Arpraziquantel

Clinical data
- Other names: (R)-Praziquantel
- Drug class: Anthelmintic
- ATC code: P02BA03 (WHO) ;

Identifiers
- CAS Number: 57452-98-9;
- PubChem CID: 445900;
- DrugBank: DB11749;
- ChemSpider: 393394;
- UNII: WF15T5925V;
- KEGG: D12741;
- ChEMBL: ChEMBL1235551;
- PDB ligand: PZQ (PDBe, RCSB PDB);
- CompTox Dashboard (EPA): DTXSID80904739 ;

Chemical and physical data
- Formula: C_{19}H_{24}N_{2}O_{2}
- Molar mass: 312.413 g·mol^{−1}
- 3D model (JSmol): Interactive image;
- SMILES [H][C@@]12CN(CC(=O)N1CCC1=CC=CC=C21)C(=O)C1CCCCC1;
- InChI InChI=1S/C19H24N2O2/c22-18-13-20(19(23)15-7-2-1-3-8-15)12-17-16-9-5-4-6-14(16)10-11-21(17)18/h4-6,9,15,17H,1-3,7-8,10-13H2/t17-/m0/s1; Key:FSVJFNAIGNNGKK-KRWDZBQOSA-N;

= Arpraziquantel =

Medication

Arpraziquantel ((R)-praziquantel) is the eutomer (the biologically active enantiomer) of praziquantel, and is a medication which is currently under investigation for the treatment of schistosomiasis in young children since it has less side effects than the usual racemic mixture formulation of praziquantel.

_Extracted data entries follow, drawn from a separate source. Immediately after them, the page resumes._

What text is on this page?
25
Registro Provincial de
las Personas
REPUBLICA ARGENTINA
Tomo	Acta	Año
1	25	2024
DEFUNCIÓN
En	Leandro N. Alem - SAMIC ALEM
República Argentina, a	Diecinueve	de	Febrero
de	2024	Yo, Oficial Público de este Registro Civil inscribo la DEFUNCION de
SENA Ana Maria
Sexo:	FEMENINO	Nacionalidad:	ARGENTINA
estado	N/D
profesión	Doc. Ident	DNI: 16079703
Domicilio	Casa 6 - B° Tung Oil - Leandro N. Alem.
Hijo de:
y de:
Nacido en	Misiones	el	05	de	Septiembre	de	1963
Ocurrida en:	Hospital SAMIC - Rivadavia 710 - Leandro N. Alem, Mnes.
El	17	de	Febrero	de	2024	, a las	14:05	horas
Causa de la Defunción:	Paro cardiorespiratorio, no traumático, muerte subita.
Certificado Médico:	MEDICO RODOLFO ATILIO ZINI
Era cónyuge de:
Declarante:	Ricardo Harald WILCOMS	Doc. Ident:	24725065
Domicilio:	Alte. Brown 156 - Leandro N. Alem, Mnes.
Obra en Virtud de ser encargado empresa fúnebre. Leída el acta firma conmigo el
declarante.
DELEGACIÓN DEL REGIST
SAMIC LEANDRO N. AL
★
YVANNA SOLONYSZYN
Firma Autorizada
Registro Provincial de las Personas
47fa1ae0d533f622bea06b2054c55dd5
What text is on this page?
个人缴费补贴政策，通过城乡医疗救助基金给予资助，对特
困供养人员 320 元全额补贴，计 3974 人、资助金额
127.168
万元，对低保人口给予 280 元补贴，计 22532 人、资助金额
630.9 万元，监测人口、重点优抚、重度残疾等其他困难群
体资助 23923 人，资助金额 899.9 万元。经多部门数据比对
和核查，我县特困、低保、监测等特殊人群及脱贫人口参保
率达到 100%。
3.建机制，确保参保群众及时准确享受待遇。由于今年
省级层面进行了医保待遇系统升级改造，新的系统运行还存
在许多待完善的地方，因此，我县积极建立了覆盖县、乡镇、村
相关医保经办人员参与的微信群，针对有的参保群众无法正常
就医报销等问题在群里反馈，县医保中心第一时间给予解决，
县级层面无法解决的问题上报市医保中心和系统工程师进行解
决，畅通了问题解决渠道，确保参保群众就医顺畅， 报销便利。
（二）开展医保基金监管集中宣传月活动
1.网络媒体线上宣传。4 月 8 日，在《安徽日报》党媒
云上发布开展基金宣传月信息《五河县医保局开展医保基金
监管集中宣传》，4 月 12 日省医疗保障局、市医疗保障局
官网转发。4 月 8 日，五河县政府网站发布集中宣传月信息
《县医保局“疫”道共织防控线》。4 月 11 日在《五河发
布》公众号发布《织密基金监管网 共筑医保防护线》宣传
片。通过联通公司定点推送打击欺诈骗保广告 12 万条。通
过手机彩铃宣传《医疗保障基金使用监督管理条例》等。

Arpraziquantel is a therapeutic alternative on the World Health Organization's List of Essential Medicines.

== Society and culture ==
=== Legal status ===
In December 2023, the Committee for Medicinal Products for Human Use (CHMP) of the European Medicines Agency adopted a positive opinion in accordance with Article 58 of Regulation (EC) No 726/20041 for the medicinal product arpraziquantel, intended for the treatment of schistosomiasis in young children. The applicant for this medicinal product is Merck Europe B.V. It is intended exclusively for markets outside the European Union.

=== Names ===
Arpraziquantel is the International nonproprietary name.